What bolsters Mazurek’s hunch is the way there is gold-standard-quality evidence in support of Quantiferon in cattle. "There is a gold standard in cattle, and that’s [evidence from] cultures," he explains.

It works like this. Usually by the time animals are brought for evaluation, the disease is well-established. "They can’t complain of a cough, obviously, but they usually come in looking pretty sick and having lost weight," Mazurek explains. The animal is tested with Quantiferon for Mycobacterium bovis; those that test positive typically are slaughtered, and lymph nodes from as many as two dozen sites are dissected and cultured.

That opens the door for side-by-side skin tests, with a culture available to test results. When CSL, the Australian company that produces uantiferon, has done side-by-side comparisons, Quantiferon has shown greater predictive value than the TST, says Mazurek.

Plus, even though the available evidence so far is slight, in instances where cattle also have been dosed experimentally with BCG vaccine, Quantiferon again reportedly performs more accurately than the TST, adds Mazurek.

Along with its promise of greater accuracy, Quantiferon offers the prospect of a much speedier skin test than the TST.

That’s because the assay depends on a single step — a blood draw — instead of a two-step procedure in which subjects have to return for test readings. Instead of getting an intradermal injection, subjects provide a small amount of blood, which is portioned out into wells and mixed with three antigens: one for M. bovis, one for M. tuberculosis, and one for M. avium.

Specimens and antigens incubate for about five hours. Then the amount of gamma interferon produced by each reagent is measured. Gamma interferon, a cytokine that regulates cell-mediated immunity, is produced by lymphocytes that already have been sensitized, Mazurek explains; thus, the infective agent is presumed to be the one that produces the most gamma interferon.

Even though the news on the newcomer assay is encouraging, measuring the predictive value of the new test will be tough, Mazurek warns. "What we don’t know yet is how well [a positive result] from Quantiferon predicts that someone will get TB disease," he says. "Is it one in 10? One in 20? We still need to do that study, and it’s going to be hard."

An ethical Catch-22

For one thing, there’s the built-in ethical Catch-22: Since the TST is the accepted diagnostic test, how can researchers rightly deny access to preventive therapy to someone who tests positive with the TST but negative with Quantiferon? In theory, researchers could offer such people isoniazid and try to follow those who refused treatment. "But generally, those people are the hardest to follow," he notes.
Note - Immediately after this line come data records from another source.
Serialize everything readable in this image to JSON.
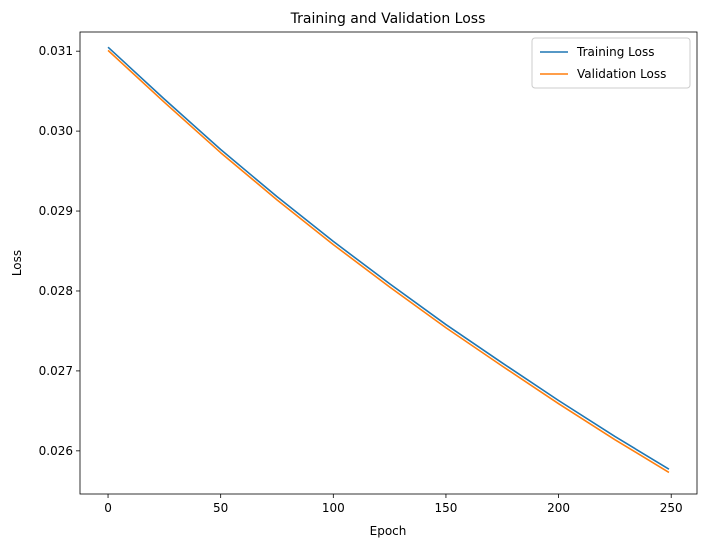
{
  "chart_data": {
    "type": "line",
    "title": "Training and Validation Loss",
    "xlabel": "Epoch",
    "ylabel": "Loss",
    "xlim": [
      -12.45,
      261.45
    ],
    "ylim": [
      0.02546,
      0.03124
    ],
    "xticks": [
      0,
      50,
      100,
      150,
      200,
      250
    ],
    "xtick_labels": [
      "0",
      "50",
      "100",
      "150",
      "200",
      "250"
    ],
    "yticks": [
      0.026,
      0.027,
      0.028,
      0.029,
      0.03,
      0.031
    ],
    "ytick_labels": [
      "0.026",
      "0.027",
      "0.028",
      "0.029",
      "0.030",
      "0.031"
    ],
    "grid": false,
    "legend_position": "top-right",
    "series": [
      {
        "name": "Training Loss",
        "color": "#1f77b4",
        "x": [
          0,
          25,
          50,
          75,
          100,
          125,
          150,
          175,
          200,
          225,
          249
        ],
        "y": [
          0.03105,
          0.0304,
          0.02977,
          0.02918,
          0.02862,
          0.02809,
          0.02758,
          0.0271,
          0.02663,
          0.02618,
          0.02577
        ]
      },
      {
        "name": "Validation Loss",
        "color": "#ff7f0e",
        "x": [
          0,
          25,
          50,
          75,
          100,
          125,
          150,
          175,
          200,
          225,
          249
        ],
        "y": [
          0.03101,
          0.03036,
          0.02973,
          0.02914,
          0.02858,
          0.02805,
          0.02754,
          0.02706,
          0.02659,
          0.02614,
          0.02573
        ]
      }
    ]
  }
}
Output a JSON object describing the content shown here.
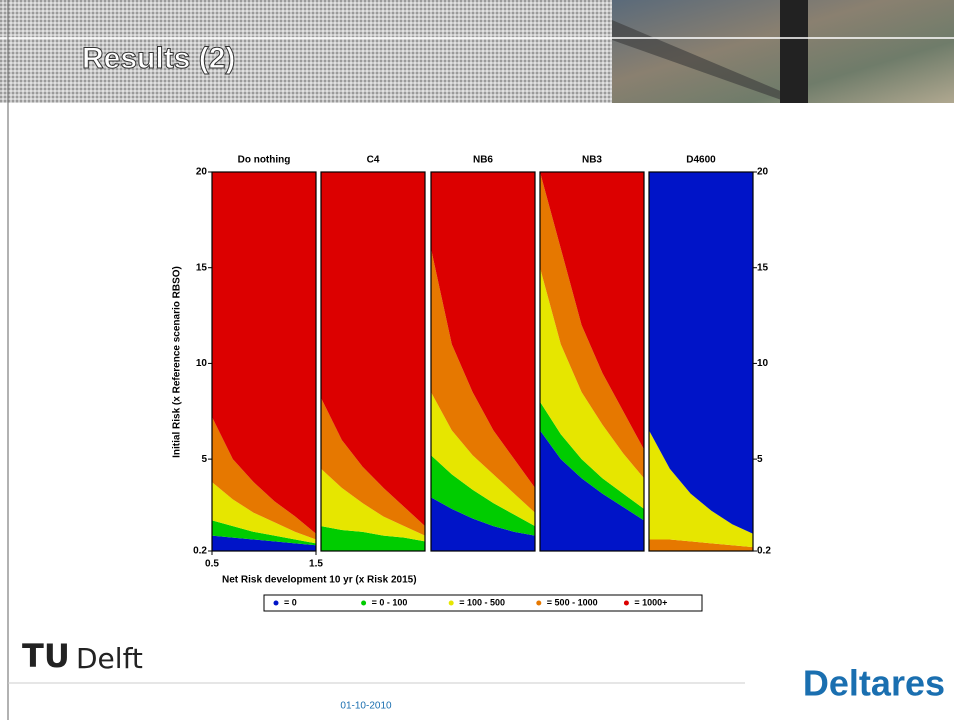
{
  "header": {
    "title": "Results (2)"
  },
  "footer": {
    "date": "01-10-2010",
    "logo_left": "Delft",
    "logo_left_mark": "TU",
    "logo_right": "Deltares"
  },
  "chart_data": {
    "type": "area",
    "y_label": "Initial Risk (x Reference scenario RBSO)",
    "x_label": "Net Risk development 10 yr (x Risk 2015)",
    "x": [
      0.5,
      0.7,
      0.9,
      1.1,
      1.3,
      1.5
    ],
    "xlim": [
      0.5,
      1.5
    ],
    "xticks": [
      0.5,
      1.5
    ],
    "ylim": [
      0.2,
      20
    ],
    "yticks": [
      0.2,
      5,
      10,
      15,
      20
    ],
    "legend": [
      {
        "label": "= 0",
        "color": "#0014c8"
      },
      {
        "label": "= 0 - 100",
        "color": "#00cc00"
      },
      {
        "label": "= 100 - 500",
        "color": "#e6e600"
      },
      {
        "label": "= 500 - 1000",
        "color": "#e67800"
      },
      {
        "label": "= 1000+",
        "color": "#dc0000"
      }
    ],
    "panels": [
      {
        "title": "Do nothing",
        "bands": [
          {
            "color": "#0014c8",
            "values": [
              1.0,
              0.9,
              0.8,
              0.7,
              0.6,
              0.5
            ]
          },
          {
            "color": "#00cc00",
            "values": [
              1.8,
              1.5,
              1.2,
              1.0,
              0.8,
              0.6
            ]
          },
          {
            "color": "#e6e600",
            "values": [
              3.8,
              2.9,
              2.2,
              1.7,
              1.2,
              0.8
            ]
          },
          {
            "color": "#e67800",
            "values": [
              7.2,
              5.0,
              3.8,
              2.8,
              2.0,
              1.1
            ]
          },
          {
            "color": "#dc0000",
            "values": [
              20,
              20,
              20,
              20,
              20,
              20
            ]
          }
        ]
      },
      {
        "title": "C4",
        "bands": [
          {
            "color": "#00cc00",
            "values": [
              1.5,
              1.3,
              1.2,
              1.0,
              0.9,
              0.7
            ]
          },
          {
            "color": "#e6e600",
            "values": [
              4.5,
              3.5,
              2.7,
              2.0,
              1.5,
              1.0
            ]
          },
          {
            "color": "#e67800",
            "values": [
              8.2,
              6.0,
              4.6,
              3.5,
              2.5,
              1.5
            ]
          },
          {
            "color": "#dc0000",
            "values": [
              20,
              20,
              20,
              20,
              20,
              20
            ]
          }
        ]
      },
      {
        "title": "NB6",
        "bands": [
          {
            "color": "#0014c8",
            "values": [
              3.0,
              2.4,
              1.9,
              1.5,
              1.2,
              1.0
            ]
          },
          {
            "color": "#00cc00",
            "values": [
              5.2,
              4.2,
              3.4,
              2.7,
              2.1,
              1.5
            ]
          },
          {
            "color": "#e6e600",
            "values": [
              8.5,
              6.5,
              5.2,
              4.2,
              3.2,
              2.2
            ]
          },
          {
            "color": "#e67800",
            "values": [
              16,
              11,
              8.5,
              6.5,
              5.0,
              3.5
            ]
          },
          {
            "color": "#dc0000",
            "values": [
              20,
              20,
              20,
              20,
              20,
              20
            ]
          }
        ]
      },
      {
        "title": "NB3",
        "bands": [
          {
            "color": "#0014c8",
            "values": [
              6.5,
              5.0,
              4.0,
              3.2,
              2.5,
              1.8
            ]
          },
          {
            "color": "#00cc00",
            "values": [
              8.0,
              6.3,
              5.0,
              4.0,
              3.2,
              2.4
            ]
          },
          {
            "color": "#e6e600",
            "values": [
              15,
              11,
              8.5,
              6.8,
              5.3,
              4.0
            ]
          },
          {
            "color": "#e67800",
            "values": [
              20,
              16,
              12,
              9.5,
              7.5,
              5.5
            ]
          },
          {
            "color": "#dc0000",
            "values": [
              20,
              20,
              20,
              20,
              20,
              20
            ]
          }
        ]
      },
      {
        "title": "D4600",
        "bands": [
          {
            "color": "#e67800",
            "values": [
              0.8,
              0.8,
              0.7,
              0.6,
              0.5,
              0.4
            ]
          },
          {
            "color": "#e6e600",
            "values": [
              6.5,
              4.5,
              3.2,
              2.3,
              1.6,
              1.1
            ]
          },
          {
            "color": "#0014c8",
            "values": [
              20,
              20,
              20,
              20,
              20,
              20
            ]
          }
        ]
      }
    ]
  }
}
There’s also the sheer scope of the trial. "It would take a tremendous number of people [to do a study], since you’d need to recruit about 4,000 people with a positive tuberculin skin test," he says. "To get that many, you’d have to test about 100 times that many people," given the low incidence of TB infectivity in the United States. Then researchers would have to follow the population for at least several years.

"Some people wouldn’t take their INH," concludes Mazurek. "Your only hope is that you’d get enough of them that you’d be able to draw some conclusions."